Matt Mihály, chief executive and creative director of Iron Realms Entertainment, believes that offering real-money transactions to participants will open up the genre to a broader audience. "If I have a family and a job, how the heck am I supposed to get anywhere in a game designed to appeal to people with far more free time than me?" he says. "I want to feel a sense of progress, of unlocking new experiences in the game world, and I don't want that pace to be molasses-in-winter slow."

By offering such transactions, Mihály is a minority in an industry that generally outlaws the sale of virtual goods based upon intellectual property clauses in end-user licence agreements. Regardless of legality, the mostly black-market third-party trade in games has made millionaires out of some company owners.
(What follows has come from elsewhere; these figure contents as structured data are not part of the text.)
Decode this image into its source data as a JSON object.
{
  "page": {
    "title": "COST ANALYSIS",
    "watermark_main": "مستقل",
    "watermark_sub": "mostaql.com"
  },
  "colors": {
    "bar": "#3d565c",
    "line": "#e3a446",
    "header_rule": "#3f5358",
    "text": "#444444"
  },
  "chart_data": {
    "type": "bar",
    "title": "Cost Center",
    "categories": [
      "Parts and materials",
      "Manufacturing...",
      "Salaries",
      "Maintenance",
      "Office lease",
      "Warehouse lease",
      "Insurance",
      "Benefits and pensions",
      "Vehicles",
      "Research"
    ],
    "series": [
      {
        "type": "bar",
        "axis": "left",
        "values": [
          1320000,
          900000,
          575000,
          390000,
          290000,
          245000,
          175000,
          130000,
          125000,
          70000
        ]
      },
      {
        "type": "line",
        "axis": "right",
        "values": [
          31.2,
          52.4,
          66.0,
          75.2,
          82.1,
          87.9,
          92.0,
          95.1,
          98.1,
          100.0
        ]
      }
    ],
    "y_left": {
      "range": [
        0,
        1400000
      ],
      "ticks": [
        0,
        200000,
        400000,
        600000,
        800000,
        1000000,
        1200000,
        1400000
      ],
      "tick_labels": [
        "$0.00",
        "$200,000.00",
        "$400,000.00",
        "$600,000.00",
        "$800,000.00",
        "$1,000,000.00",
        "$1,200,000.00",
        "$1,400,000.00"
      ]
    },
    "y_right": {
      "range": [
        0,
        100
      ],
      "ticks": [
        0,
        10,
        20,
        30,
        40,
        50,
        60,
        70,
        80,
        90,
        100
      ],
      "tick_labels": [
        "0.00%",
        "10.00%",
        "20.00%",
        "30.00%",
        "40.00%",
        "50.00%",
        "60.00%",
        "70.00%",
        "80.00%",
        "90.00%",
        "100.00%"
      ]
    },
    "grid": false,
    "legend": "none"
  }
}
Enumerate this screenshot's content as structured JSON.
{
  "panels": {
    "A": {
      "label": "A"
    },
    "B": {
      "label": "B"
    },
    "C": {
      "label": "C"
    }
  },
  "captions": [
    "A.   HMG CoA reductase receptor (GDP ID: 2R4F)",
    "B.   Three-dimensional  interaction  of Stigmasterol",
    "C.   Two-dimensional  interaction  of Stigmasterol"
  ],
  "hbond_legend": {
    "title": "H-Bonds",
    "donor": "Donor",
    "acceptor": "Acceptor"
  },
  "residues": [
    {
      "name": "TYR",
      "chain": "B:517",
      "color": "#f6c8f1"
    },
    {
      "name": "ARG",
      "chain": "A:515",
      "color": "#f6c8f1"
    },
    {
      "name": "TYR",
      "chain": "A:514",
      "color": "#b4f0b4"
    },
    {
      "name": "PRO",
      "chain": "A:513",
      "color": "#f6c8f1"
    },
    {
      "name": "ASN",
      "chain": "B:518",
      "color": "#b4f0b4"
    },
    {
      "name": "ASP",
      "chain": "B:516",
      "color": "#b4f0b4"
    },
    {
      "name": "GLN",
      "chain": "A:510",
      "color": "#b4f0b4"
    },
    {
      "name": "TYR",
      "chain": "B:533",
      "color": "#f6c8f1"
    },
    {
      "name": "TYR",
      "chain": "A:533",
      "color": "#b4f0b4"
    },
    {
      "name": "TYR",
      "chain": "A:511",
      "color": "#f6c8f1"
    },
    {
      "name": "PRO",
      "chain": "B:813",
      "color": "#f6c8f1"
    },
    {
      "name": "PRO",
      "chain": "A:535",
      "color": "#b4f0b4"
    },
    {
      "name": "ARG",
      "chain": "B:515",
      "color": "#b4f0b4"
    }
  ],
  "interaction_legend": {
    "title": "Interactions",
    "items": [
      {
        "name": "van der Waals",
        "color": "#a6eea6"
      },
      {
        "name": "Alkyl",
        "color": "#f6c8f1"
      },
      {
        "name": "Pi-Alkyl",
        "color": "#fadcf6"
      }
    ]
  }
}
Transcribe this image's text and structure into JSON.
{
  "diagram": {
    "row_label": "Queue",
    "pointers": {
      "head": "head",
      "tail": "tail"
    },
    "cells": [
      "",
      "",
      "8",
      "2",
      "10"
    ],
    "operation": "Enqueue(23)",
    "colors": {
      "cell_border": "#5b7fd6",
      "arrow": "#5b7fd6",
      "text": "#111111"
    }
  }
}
Partially in response to this, Sony Online Entertainment has done a u-turn in its hardline position on virtual trade. The company was adamant about pursuing professional virtual traders, and even made a deal with eBay to prosecute sellers of EverQuest goods. Yet last month, it announced Sony Online Station Exchange, a service that acts as an in-game marketplace for players who wish to trade real money for virtual properties. Gamers benefit from the security of the transactions, a process that in the past was riddled with scams. Sony gains capital through commission and saves man hours usually spent answering complaints about illegal deals gone wrong.

Reynolds argues that this is a step towards normalising the process of virtual trade. "Five years ago, the practice of virtual trade was clearly cheating, but in five years time it won't be. Station Exchange is helping to norm the practice of virtual trade. It is reinforcing to the outside world a practice that goes on anyway."

The public may not embrace the phenomenon, however, particularly if stories such as Qui's continue to emerge. Others maintain that replacing the real world for the virtual may create a population of social isolates. But Reynolds says: "People into social software would say that virtual worlds are socially enabling." Regardless of viewpoint, virtual worlds are encroaching upon the real one.

"It's generational," Reynolds says. "If you look at teenagers, they are entirely comfortable having a name on email, SMS and instant messaging services - all different pseudonyms for different aspects of themselves ... All of the debates about virtual property are about the dividing line between what's me and what isn't me."

With real-world house prices stagnating, property barons might be advised to start looking into online games. Beware, however, of people wielding virtual swords.